Darauf waren die alten Römer aus der Verfallszeit noch nicht gekommen. Sie blendeten zwar gelegentlich ihre politischen Gegner. Sie – und die nach ihnen kamen, die Byzantiner – rissen auch schon mal ihren Sklaven die Zunge heraus, damit sie über die Gespräche der Herren beim Essen kein Wort verlauten lassen konnten. Aber für ein Dunkel-Restaurant hatten sie nicht genug Phantasie.
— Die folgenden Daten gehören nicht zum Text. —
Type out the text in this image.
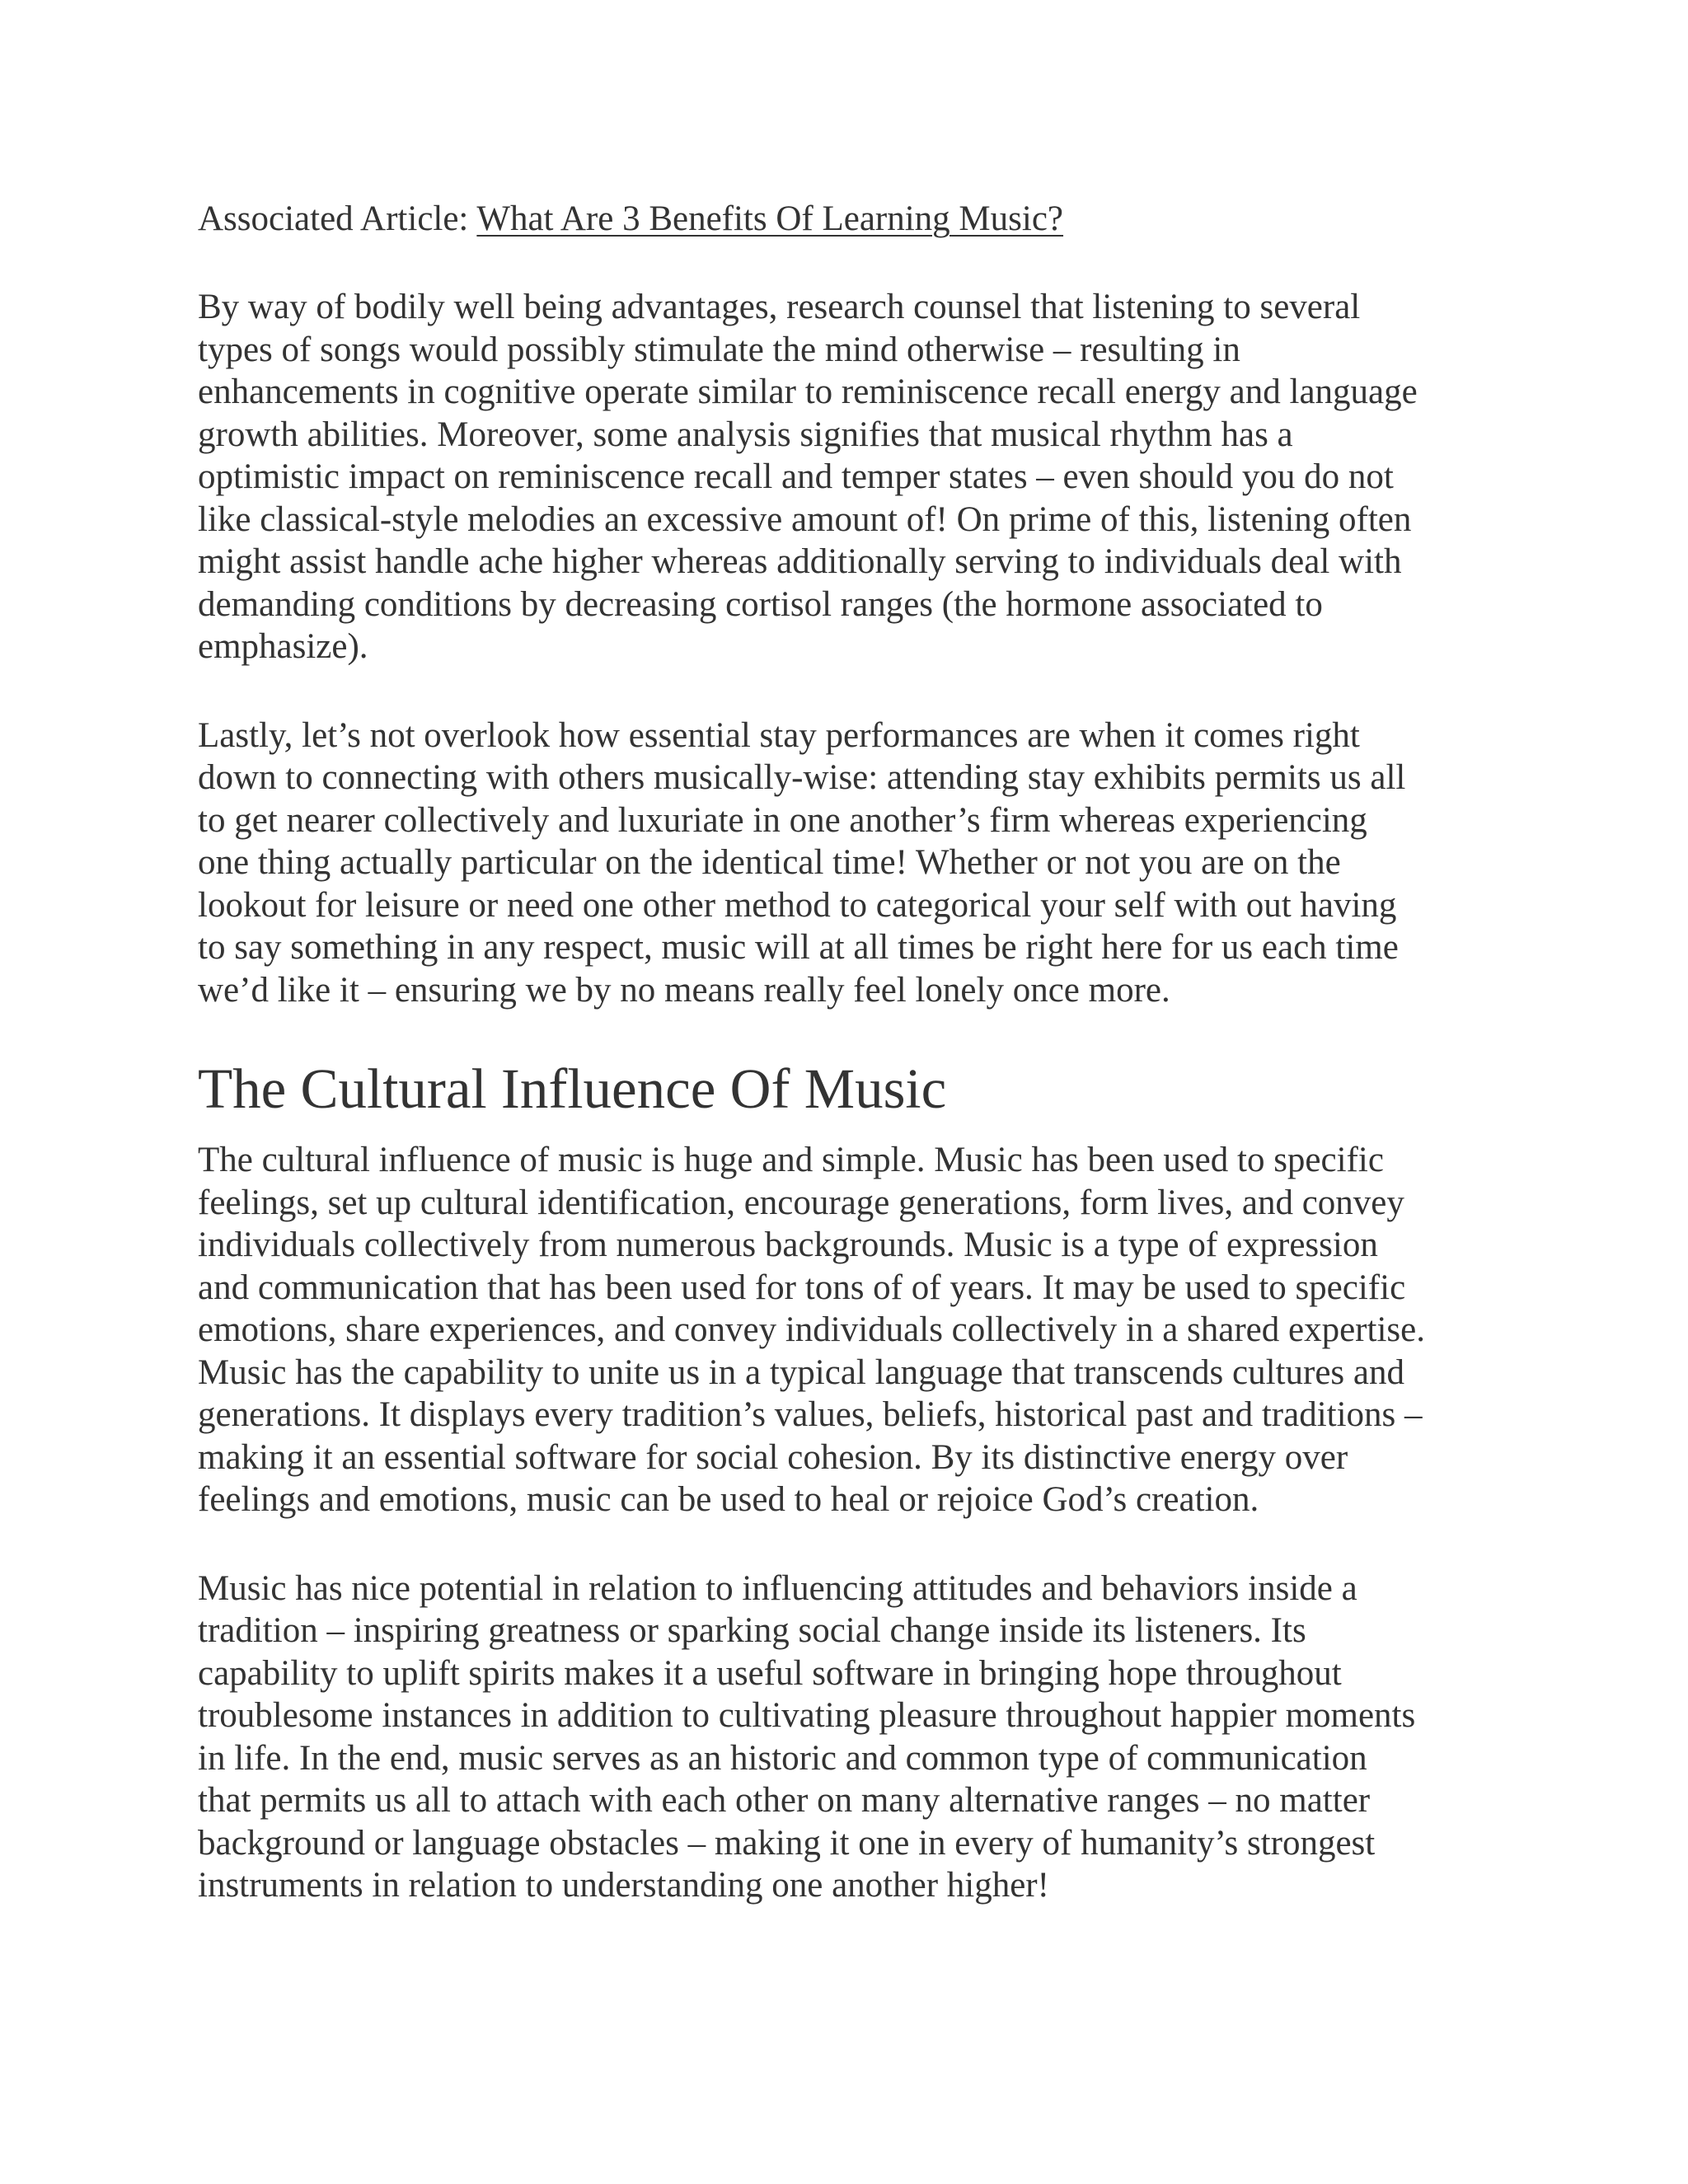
Associated Article: What Are 3 Benefits Of Learning Music?

By way of bodily well being advantages, research counsel that listening to several

types of songs would possibly stimulate the mind otherwise – resulting in

enhancements in cognitive operate similar to reminiscence recall energy and language

growth abilities. Moreover, some analysis signifies that musical rhythm has a

optimistic impact on reminiscence recall and temper states – even should you do not

like classical-style melodies an excessive amount of! On prime of this, listening often

might assist handle ache higher whereas additionally serving to individuals deal with

demanding conditions by decreasing cortisol ranges (the hormone associated to

emphasize).

Lastly, let’s not overlook how essential stay performances are when it comes right

down to connecting with others musically-wise: attending stay exhibits permits us all

to get nearer collectively and luxuriate in one another’s firm whereas experiencing

one thing actually particular on the identical time! Whether or not you are on the

lookout for leisure or need one other method to categorical your self with out having

to say something in any respect, music will at all times be right here for us each time

we’d like it – ensuring we by no means really feel lonely once more.

The Cultural Influence Of Music

The cultural influence of music is huge and simple. Music has been used to specific

feelings, set up cultural identification, encourage generations, form lives, and convey

individuals collectively from numerous backgrounds. Music is a type of expression

and communication that has been used for tons of of years. It may be used to specific

emotions, share experiences, and convey individuals collectively in a shared expertise.

Music has the capability to unite us in a typical language that transcends cultures and

generations. It displays every tradition’s values, beliefs, historical past and traditions –

making it an essential software for social cohesion. By its distinctive energy over

feelings and emotions, music can be used to heal or rejoice God’s creation.

Music has nice potential in relation to influencing attitudes and behaviors inside a

tradition – inspiring greatness or sparking social change inside its listeners. Its

capability to uplift spirits makes it a useful software in bringing hope throughout

troublesome instances in addition to cultivating pleasure throughout happier moments

in life. In the end, music serves as an historic and common type of communication

that permits us all to attach with each other on many alternative ranges – no matter

background or language obstacles – making it one in every of humanity’s strongest

instruments in relation to understanding one another higher!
Gibt es noch eine Steigerung? Ja: Nocti Vagus ist ein „staatlich anerkannter Integrationsfachbetrieb für Blinde“! So tut der neugierige, neureiche Berliner Flaneur – und da rundet sich das Bild und führt wieder zurück zu dem Langen mit den Gummibärchen – noch was für die Behinderten. Sie nehmen den Gast bei der Hand und führen ihn sanft an seinen Tisch und schimpfen auch nicht, wenn einer der Gäste mal ein Glas umschüttet oder mit der Hand ins Essen oder sonstwohin langt. Außerdem hält das Lokal auch künstlerische und geistige Genüsse nach dem Essen bereit, für die es nie zu dunkel sein kann. – Nein, nicht was Sie denken: „Während des Schlemmer-Menüs verwöhnen wir unsere Gäste mit einem täglich wechselnden Programm und phantasievollen Traumwelten. Höhepunkte sind: Konzerte, Theater, Braille(Blindenschrift)-Lesungen, Sinnesabende, erotische Abende, Gruselshows (!) und weitere eindrucksvolle Veranstaltungen.“ Honi soit qui bon y pense!